Tuesday, 22 June 2010

Edinburgh International Film Festival Saturday 19th & Sunday 20th Part 2

One film that really taps into the darkness and magic of Edinburgh is Scottish werewolf movie Outcast. A mysterious pair of Irish travellers, mother and son Mary and Fergal, settle into ghetto life on one of Edinburgh's less salubrious high-rise estates where Fergal catches the eye of ballsy local beauty Petronella (the excellent Hanna Stanbridge) and romance blossoms. But as night falls, something is tearing the locals to pieces and two menacing strangers (Ciaran McMenamin and James Nesbitt) are closing in on Mary and Fergal...

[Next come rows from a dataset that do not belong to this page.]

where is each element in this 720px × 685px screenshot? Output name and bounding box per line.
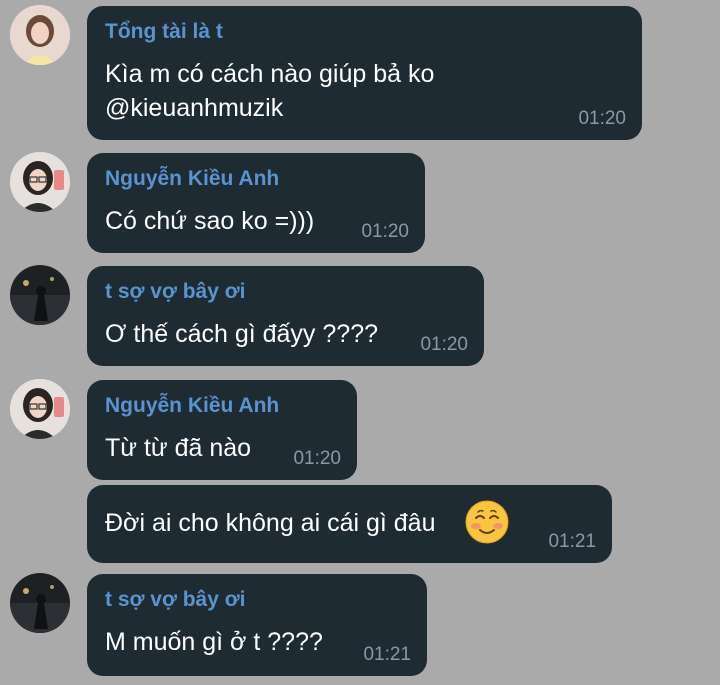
message-bubble[interactable]: Nguyễn Kiều Anh Từ từ đã nào 01:20 [87, 380, 357, 480]
girl-glasses-avatar-icon [10, 152, 70, 212]
message-bubble[interactable]: Đời ai cho không ai cái gì đâu 01:21 [87, 485, 612, 563]
message-timestamp: 01:20 [361, 221, 409, 242]
girl-glasses-avatar-icon [10, 379, 70, 439]
avatar[interactable] [10, 573, 70, 633]
message-timestamp: 01:21 [363, 644, 411, 665]
message-text[interactable]: @kieuanhmuzik [105, 92, 283, 124]
message-bubble[interactable]: t sợ vợ bây ơi M muốn gì ở t ???? 01:21 [87, 574, 427, 676]
smiling-face-emoji-icon [465, 500, 509, 544]
message-text: M muốn gì ở t ???? [105, 628, 323, 656]
message-timestamp: 01:20 [578, 108, 626, 129]
message-timestamp: 01:20 [420, 334, 468, 355]
chat-screen: Tổng tài là t Kìa m có cách nào giúp bả … [0, 0, 720, 685]
sender-name[interactable]: t sợ vợ bây ơi [105, 280, 246, 304]
message-timestamp: 01:21 [548, 531, 596, 552]
avatar[interactable] [10, 379, 70, 439]
message-bubble[interactable]: Tổng tài là t Kìa m có cách nào giúp bả … [87, 6, 642, 140]
sender-name[interactable]: Tổng tài là t [105, 20, 223, 44]
avatar[interactable] [10, 152, 70, 212]
message-text: Từ từ đã nào [105, 434, 252, 462]
message-bubble[interactable]: t sợ vợ bây ơi Ơ thế cách gì đấyy ???? 0… [87, 266, 484, 366]
message-timestamp: 01:20 [293, 448, 341, 469]
avatar[interactable] [10, 265, 70, 325]
message-text: Ơ thế cách gì đấyy ???? [105, 320, 378, 348]
sender-name[interactable]: Nguyễn Kiều Anh [105, 394, 279, 418]
sender-name[interactable]: t sợ vợ bây ơi [105, 588, 246, 612]
message-text: Đời ai cho không ai cái gì đâu [105, 509, 436, 537]
avatar[interactable] [10, 5, 70, 65]
message-text: Kìa m có cách nào giúp bả ko [105, 60, 435, 88]
dark-street-avatar-icon [10, 573, 70, 633]
message-text: Có chứ sao ko =))) [105, 207, 315, 235]
dark-street-avatar-icon [10, 265, 70, 325]
girl-selfie-avatar-icon [10, 5, 70, 65]
sender-name[interactable]: Nguyễn Kiều Anh [105, 167, 279, 191]
message-bubble[interactable]: Nguyễn Kiều Anh Có chứ sao ko =))) 01:20 [87, 153, 425, 253]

While it doesn't make a lick of sense, Outcast is a ferocious little horror movie, a dark adult fairy tale where the deep, dark woods the beast stalks is our modern urban wasteland. Professional leprechaun James Nesbitt is positively unhinged as the werewolf hunter who's hairier than the beastie he's after and newcomer Hanna Stanbridge is gorgeous and fiesty as the damsel who's perfectly able to save herself.

Based on a true story, Austria's The Robber is a breathless, kinetic crime thriller whose existentialist protagonist, a marathon running bank robber, seems to be in constant motion, propelled by fate, circumstances and his own single-minded compulsions, towards a doom that's both avoidable and inevitable. Andreas Lust is magnetic in the title role and the chemistry between him and love interest Franziska Weisz is palpable, hinting at redemption even as events close in on them.

Proving there's a reason why most underground filmmakers never make it overground, John Michael McCarthy's Cigarette Girl takes one good idea (it's the future and cigarettes are outlawed, available only in the dodgy pat of town where they change hands for $63 a pack) and a charismatic lead (fiesty Goth babe Cori Dials) and builds a film around them that is little more than an excuse to pour the statuesque Dials into "a corset that could stop a bullet or start a conversation" and have her run from one posing opportunity to another as she cleans up the mean streets of the near-future Memphis.

A triumph of bad acting, bad writing and lacklustre direction, the only possible reason for watching this movie is if you like to see tattooed, pistol-packing Goth chicks in pose in corsets and fetish heels.

Which is pretty much why I watched it too.